Mailvox: when late is never

SS writes of her belated realization of feminism’s false promises:

I discovered your blog through your book, “The Irrational Atheist,” which I am reading with great relish. A quick search on your blog using the term “feminism” revealed a treasure-trove of commentary that I am enjoying very much.

You see, I am a woman and a professional, and at the age of 38 after gobs of education and freedom and equal opportunities, am wishing only to remain home and raise children. I have a Ph.D. in a hard science, am a professor and researcher at prestigious institutions, have the respect of my peers and students, and have come to realize that in spite of this I feel utterly empty. None of this success compensates for simple biological urges. I crave tradition, and it is a comfort to realize that there are sound reasons, rooted in reality, for feeling this way. Thank you for expressing, in such a succinct and entertaining way, the utter failure of feminism.

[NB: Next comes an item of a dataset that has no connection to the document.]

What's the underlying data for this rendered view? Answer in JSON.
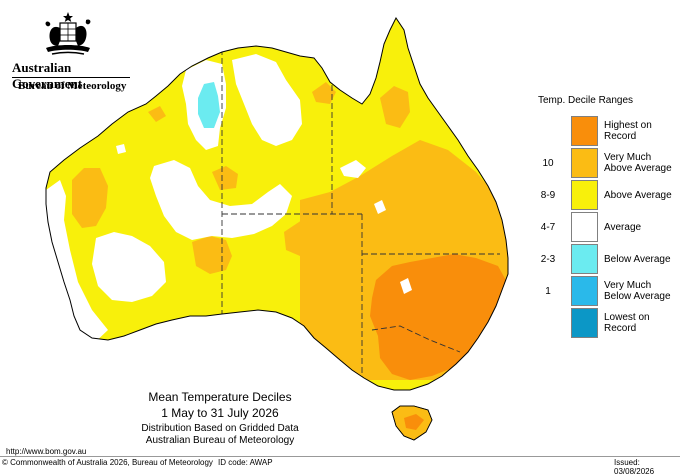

SS is clearly an elite and exceptional example, but she is nevertheless describing the sad reality for far too many women of my generation. They are smart, educated, and successful, and yet, regardless of whether one looks at them from a traditional perspective or a secular evolutionary one, they are failures as women. Now, this is not to say that a woman should not be permitted to choose a path as an evolutionary dead end who primarily contributes to society by creating Powerpoint demonstrations, reading celebrity magazines, and raising felines. We all possess the inherent right to go to Hell – or if you prefer, Oblivion – in our own particular way. But a woman should consciously choose that path, she should not be forced to realize that she had it chosen for her twenty years ago. I note that few of these solitary, childless women ever intentionally chose their path, instead, they discovered themselves insensibly walking it after being subjected to years of subtle pressure from family, friends, and the entertainment media.

It may or may not be too late for SS to realize her heart’s true desires. But it is not too late for her to teach a vital lesson in the importance of resisting both overt and subliminal pressure to the next generation of women.